C’est le départ de la course hors stade la plus attendue de l’année par les puristes, les concurrents du marathon de Berlin s’élancent avec dans la tête et dans les jambes l’envie furieuse d’enterrer un record du monde minuté à 2h02min57s. Tout est réuni pour assister au spectacle : les meilleurs coureurs de grand fond, un parcours rapide et une météo parfaite. C’est déjà ce qui fut annoncé l’an dernier, alors cette fois les observateurs ne s’aventuraient guère en pronostics. Dès le début le ton est donné : seul un athlète parvient à suivre les lièvres, faiseurs de tempo, qui passent en 2min43 (22,5km/h) au premier kilomètre. Imaginez les 41 kilomètres restants. Malgré cela Eliud Kipchoge fort de ses 35 ans et d’une préparation titanesque sur les pistes cendrées kenyane parvient à tenir le tempo. Peu à peu, les lièvres s’égrainent et laissent seul Kipchoge au 25e kilomètre. Il sera donc seul pendant 17 kilomètres pour aller cueillir un record du monde établi en 2h01min39s, pour une moyenne de 21km/h. Le septième établi sur les terres berlinoises et 15 ans après le titre mondial du kényan sur 5000m. Une carrière figée désormais au panthéon de l’athlétisme.

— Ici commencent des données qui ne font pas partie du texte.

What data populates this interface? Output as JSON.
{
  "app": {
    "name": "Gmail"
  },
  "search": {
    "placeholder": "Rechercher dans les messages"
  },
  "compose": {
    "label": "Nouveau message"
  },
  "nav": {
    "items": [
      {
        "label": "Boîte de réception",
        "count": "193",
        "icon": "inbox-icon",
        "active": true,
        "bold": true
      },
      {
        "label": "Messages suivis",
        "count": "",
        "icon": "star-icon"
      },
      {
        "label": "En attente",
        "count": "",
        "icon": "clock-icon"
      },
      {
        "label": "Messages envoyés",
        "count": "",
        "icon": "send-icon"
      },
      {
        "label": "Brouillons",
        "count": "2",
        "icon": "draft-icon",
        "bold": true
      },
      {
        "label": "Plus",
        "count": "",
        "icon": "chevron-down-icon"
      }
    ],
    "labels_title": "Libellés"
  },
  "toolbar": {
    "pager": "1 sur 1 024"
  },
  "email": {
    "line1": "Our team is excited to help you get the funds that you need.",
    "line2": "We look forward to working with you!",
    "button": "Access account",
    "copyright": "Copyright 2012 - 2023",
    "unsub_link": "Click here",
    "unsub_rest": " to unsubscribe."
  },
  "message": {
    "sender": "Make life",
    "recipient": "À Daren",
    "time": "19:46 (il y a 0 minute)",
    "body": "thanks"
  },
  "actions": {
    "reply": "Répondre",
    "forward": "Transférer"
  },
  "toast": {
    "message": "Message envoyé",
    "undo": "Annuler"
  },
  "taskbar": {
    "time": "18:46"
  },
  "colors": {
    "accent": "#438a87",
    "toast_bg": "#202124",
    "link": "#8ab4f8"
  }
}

La foule déchaînée de Talence

Petite ville chaleureuse de la banlieue bordelaise, Talence aura su une nouvelle fois tout mettre en œuvre pour réussir un 42e Décastar retentissant. Là aussi, les conditions étaient réunies pour offrir un spectacle merveilleux : public passionné, décathloniens talentueux et athlètes français invités pour l’occasion. L’événement a donc rassemblé les meilleurs décathloniens et heptathloniennes du monde durant deux jours (10 épreuves pour les hommes, 7 pour les femmes). Le plus grand espoir de cette édition fut sans nul doute Kevin Mayer, titré champion du monde à Londres l’an passé mais sans aucune compétition enregistrée cette année et dont la participation au Décastar fut annoncée suite à  l’abandon aux Championnats d’Europe. La journée d’hier avait déjà donné le tempo : 4563 points pour Kévin sur les 5 premières épreuves, en avance sur son propre record de France et pas bien loin du record du monde. Des records personnels au 100m et à la longueur notamment. Deuxième jour, son meilleur en théorie, celui le plus aboutit de sa carrière et qu’il démarre en trombe avec la victoire sur 110m haies et un record personnel pulvérisé au lancer du disque. Plus personne ne l’arrêtera désormais. Le saut à la perche le consacre encore un peu plus vers un record que personne ne souhaite ni trop imaginer ni mettre de côté. Les 12 000 personnes du stade font silence et le portent vers un ultime saut à 5m45. Le javelot sera le point d’orgue de sa journée, là où les craintes ont été au plus haut. Finalement, Kévin lance son javelot à son tout dernier essai à plus de 71m, record personnel éclaté, à nouveau. En rentrant au vestiaire avant la dernière épreuve il le sait : « J’ai le record même en courant tranquillement. » Un dernier 1500m conclut au bout de lui-même lui offre un record du monde à 9126 points, effaçant l’américain Asthon Eaton et ses 9045 points des tablettes. Moment de liesse sur le stade. Nous avons vécu le record du monde de Kévin Mayer.

Héroïques

Ces deux records sont prodigieux, le fait qu’ils aient lieu lors d’une même journée est inexplicable et l’histoire porté par ces deux athlètes ne trouve, elle, pas de mot pour être qualifiée. Kipchoge avait réalisé deux minutes de plus sur ce même marathon l’an dernier ; Kevin Mayer n’avait pas encore finit un décathlon en 2018. Une fois encore les limites sont repoussées et de quelle manière. L’expertise de la performance, le travail acharné fourni par ces deux figures et leur entourage paye aujourd’hui et sauraient bien donner l’envie à d’autres encore de repousser un peu plus les frontières du possible. C’était en tout cas un jour de grâce qu’on ne saurait trop expliqué pourquoi il est arrivé mais auquel on aura plaisir à repenser avec passion.